As digitalisation progresses, new forms of value creation emerge. Many countries believe that this allows internationally operating digital companies such as Amazon, Google or Facebook to minimise their tax burden through aggressive tax planning. At the same time, especially those market states which are mainly on the demand-side of digital products and services feel disadvantaged in terms of tax revenues from digital transactions. In order to put a stop to this, and also to get a fair share of taxes from companies in the digital economy, many countries are planning to introduce national digital taxes. To prevent this from happening, the OECD has put forward its own proposals for comprehensive global corporate tax reform, which go far beyond a more appropriate tax level for globally active digital companies.
Proposal could increase tax competition between OECD member countries
The OECD proposal is essentially based on two pillars. On the one hand, the market states are to receive a greater share of the tax revenue than in the past. For this purpose, the consolidated profits of the companies are divided into routine and residual profits, of which the countries then receive different shares. Professor Christoph Spengel, tax expert at ZEW and the University of Mannheim, is particularly critical of the OECD’s intention to tax companies by distributing a marginal part of their residual profits among countries in proportion to the share of turnover generated in the respective countries. “To implement this type of turnover-based distribution, tax authorities need to be able to pinpoint the jurisdiction where the turnover was generated. In the case of multinationals, this is only known to the company headquarters. The competent tax authorities thus have to invariably report the taxable share of turnover to the countries entitled to these tax payments,” explains Spengel. This is a very complex procedure, which will most likely make an additional competent supranational authority necessary. “Creating a taxable nexus based on sales, with no need for a physical presence, would extend the taxing right to all types of businesses, even to exports,” Spengel adds.
The second pillar of the OECD proposal aims to mitigate the risk of companies shifting their profits to low-tax countries. The proposed coordinated approach to introduce a global minimum tax and a deduction disallowance is, however, not limited to digital companies and well out of proportion with the intended goal of ensuring a fair taxation for digital businesses. Implementing this proposal could in fact reduce the attractiveness of shifting profits and moving their registered headquarters to low-tax countries. This proposal could also increase tax competition between OECD member countries, with the coordinated minimum tax rate setting a lower limit to competition. “In addition, the risk of double taxation would also rise if all countries try to expand their access to the tax base of multinational enterprises,” explains Christopher Ludwig, tax expert at ZEW.

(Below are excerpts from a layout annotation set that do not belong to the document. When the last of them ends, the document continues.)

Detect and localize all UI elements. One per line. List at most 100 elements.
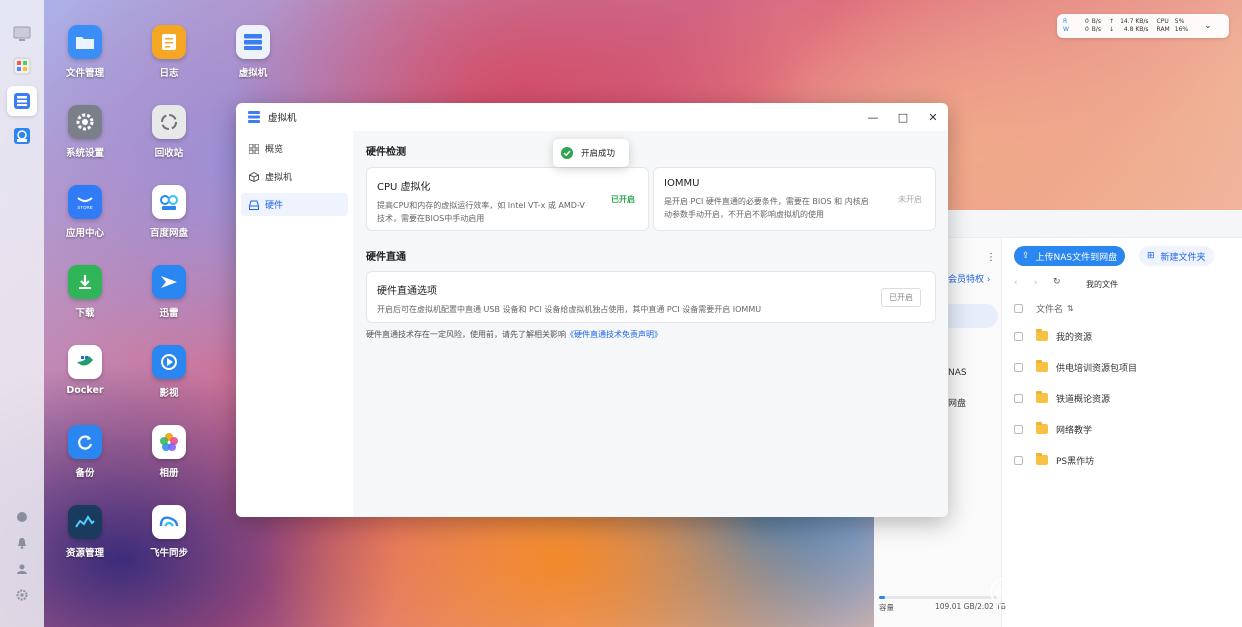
row-checkbox[interactable] bbox=[1014, 331, 1023, 341]
upload-arrow-icon: ↑ bbox=[1109, 18, 1115, 25]
file-row[interactable]: 我的资源 bbox=[1014, 326, 1092, 346]
hardware-detect-title: 硬件检测 bbox=[366, 147, 406, 158]
user-icon[interactable] bbox=[14, 561, 30, 577]
download-icon bbox=[68, 265, 102, 299]
sidebar-item-netdisk[interactable]: 网盘 bbox=[948, 396, 966, 409]
nav-forward-icon[interactable]: › bbox=[1034, 278, 1038, 288]
risk-notice: 硬件直通技术存在一定风险，使用前，请先了解相关影响《硬件直通技术免责声明》 bbox=[366, 330, 662, 339]
desktop-vm[interactable]: 虚拟机 bbox=[213, 25, 293, 79]
vm-window-titlebar[interactable]: 虚拟机 bbox=[236, 103, 948, 131]
baidu-pan-dock-icon[interactable] bbox=[10, 124, 34, 148]
success-toast: 开启成功 bbox=[553, 139, 629, 167]
iommu-card-title: IOMMU bbox=[664, 178, 700, 189]
sidebar-item-nas[interactable]: NAS bbox=[948, 368, 967, 378]
left-dock bbox=[0, 0, 44, 627]
theme-icon[interactable] bbox=[14, 509, 30, 525]
desktop-backup[interactable]: 备份 bbox=[45, 425, 125, 479]
row-checkbox[interactable] bbox=[1014, 455, 1023, 465]
baidu-pan-icon bbox=[152, 185, 186, 219]
vm-window-title: 虚拟机 bbox=[268, 113, 297, 124]
close-icon[interactable]: ✕ bbox=[925, 109, 941, 125]
net-up-value: 14.7 KB/s bbox=[1120, 18, 1149, 25]
desktop-video[interactable]: 影视 bbox=[129, 345, 209, 399]
cpu-virtualization-card: CPU 虚拟化 提高CPU和内存的虚拟运行效率，如 Intel VT-x 或 A… bbox=[366, 167, 649, 231]
desktop-icon-button[interactable] bbox=[10, 22, 34, 46]
vip-link[interactable]: 会员特权 › bbox=[948, 272, 990, 285]
desktop-baidu-pan[interactable]: 百度网盘 bbox=[129, 185, 209, 239]
download-arrow-icon: ↓ bbox=[1109, 26, 1115, 33]
column-header-name[interactable]: 文件名 ⇅ bbox=[1014, 298, 1074, 318]
app-grid-icon[interactable] bbox=[10, 54, 34, 78]
nav-hardware[interactable]: 硬件 bbox=[241, 193, 348, 216]
settings-gear-icon[interactable] bbox=[14, 587, 30, 603]
file-row[interactable]: PS黑作坊 bbox=[1014, 450, 1094, 470]
read-unit: B/s bbox=[1091, 18, 1102, 25]
row-checkbox[interactable] bbox=[1014, 424, 1023, 434]
folder-icon bbox=[1036, 360, 1048, 372]
desktop-resource-monitor[interactable]: 资源管理 bbox=[45, 505, 125, 559]
nav-vms[interactable]: 虚拟机 bbox=[241, 165, 348, 188]
chevron-down-icon[interactable]: ⌄ bbox=[1204, 21, 1212, 31]
refresh-icon[interactable]: ↻ bbox=[1053, 277, 1061, 287]
desktop-download[interactable]: 下载 bbox=[45, 265, 125, 319]
passthrough-card-title: 硬件直通选项 bbox=[377, 286, 437, 297]
nav-back-icon[interactable]: ‹ bbox=[1014, 278, 1018, 288]
ram-label: RAM bbox=[1156, 26, 1170, 33]
video-icon bbox=[152, 345, 186, 379]
minimize-icon[interactable]: — bbox=[865, 109, 881, 125]
new-folder-button[interactable]: ⊞ 新建文件夹 bbox=[1139, 246, 1214, 266]
check-circle-icon bbox=[561, 147, 573, 159]
watermark: du @科技数码秀 bbox=[990, 565, 1212, 609]
sync-icon bbox=[152, 505, 186, 539]
sort-icon[interactable]: ⇅ bbox=[1067, 304, 1074, 313]
desktop-log[interactable]: 日志 bbox=[129, 25, 209, 79]
vm-content: 硬件检测 CPU 虚拟化 提高CPU和内存的虚拟运行效率，如 Intel VT-… bbox=[353, 131, 948, 517]
svg-text:STORE: STORE bbox=[77, 205, 92, 210]
passthrough-card: 硬件直通选项 开启后可在虚拟机配置中直通 USB 设备和 PCI 设备给虚拟机独… bbox=[366, 271, 936, 323]
net-down-value: 4.8 KB/s bbox=[1123, 26, 1149, 33]
vm-icon bbox=[236, 25, 270, 59]
gear-icon bbox=[68, 105, 102, 139]
folder-icon bbox=[68, 25, 102, 59]
breadcrumb[interactable]: 我的文件 bbox=[1086, 279, 1118, 290]
more-icon[interactable]: ⋮ bbox=[986, 252, 996, 263]
desktop-file-manager[interactable]: 文件管理 bbox=[45, 25, 125, 79]
disclaimer-link[interactable]: 《硬件直通技术免责声明》 bbox=[566, 330, 662, 339]
desktop-photos[interactable]: 相册 bbox=[129, 425, 209, 479]
read-value: 0 bbox=[1084, 18, 1089, 25]
vm-dock-icon[interactable] bbox=[7, 86, 37, 116]
docker-icon bbox=[68, 345, 102, 379]
capacity-bar bbox=[879, 596, 997, 599]
system-monitor-widget[interactable]: RW 00 B/s B/s ↑ ↓ 14.7 KB/s 4.8 KB/s CPU RAM… bbox=[1057, 14, 1229, 38]
select-all-checkbox[interactable] bbox=[1014, 303, 1023, 313]
desktop-app-center[interactable]: STORE 应用中心 bbox=[45, 185, 125, 239]
baidu-du-icon: du bbox=[990, 577, 1018, 606]
cube-icon bbox=[248, 171, 259, 182]
passthrough-toggle-button[interactable]: 已开启 bbox=[881, 288, 921, 307]
file-row[interactable]: 网络教学 bbox=[1014, 419, 1092, 439]
file-row[interactable]: 铁道概论资源 bbox=[1014, 388, 1110, 408]
grid-icon bbox=[248, 143, 259, 154]
iommu-card-desc: 是开启 PCI 硬件直通的必要条件，需要在 BIOS 和 内核启 动参数手动开启… bbox=[664, 197, 869, 219]
nav-overview[interactable]: 概览 bbox=[241, 137, 348, 160]
iommu-card: IOMMU 是开启 PCI 硬件直通的必要条件，需要在 BIOS 和 内核启 动… bbox=[653, 167, 936, 231]
backup-icon bbox=[68, 425, 102, 459]
upload-icon: ⇪ bbox=[1022, 251, 1030, 261]
row-checkbox[interactable] bbox=[1014, 362, 1023, 372]
folder-icon bbox=[1036, 453, 1048, 465]
upload-to-netdisk-button[interactable]: ⇪ 上传NAS文件到网盘 bbox=[1014, 246, 1126, 266]
file-row[interactable]: 供电培训资源包项目 bbox=[1014, 357, 1137, 377]
write-unit: B/s bbox=[1091, 26, 1102, 33]
desktop-docker[interactable]: Docker bbox=[45, 345, 125, 396]
row-checkbox[interactable] bbox=[1014, 393, 1023, 403]
desktop-sync[interactable]: 飞牛同步 bbox=[129, 505, 209, 559]
desktop-recycle-bin[interactable]: 回收站 bbox=[129, 105, 209, 159]
bell-icon[interactable] bbox=[14, 535, 30, 551]
desktop-system-settings[interactable]: 系统设置 bbox=[45, 105, 125, 159]
desktop-xunlei[interactable]: 迅雷 bbox=[129, 265, 209, 319]
read-label: R bbox=[1063, 18, 1068, 25]
capacity-label: 容量 bbox=[879, 603, 894, 612]
maximize-icon[interactable]: □ bbox=[895, 109, 911, 125]
folder-icon bbox=[1036, 422, 1048, 434]
drive-icon bbox=[248, 199, 259, 210]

The tax experts from ZEW and the University of Mannheim conclude that unless the potential weaknesses of the OECD proposal are addressed through global standards, it would be more effective to implement measures based on existing tax systems. They therefore call for expanding the concept of withholding taxes and shifting the focus to VAT, a pragmatic solution that could be implemented quickly to overcome pressing tax issues in the age of digitalisation.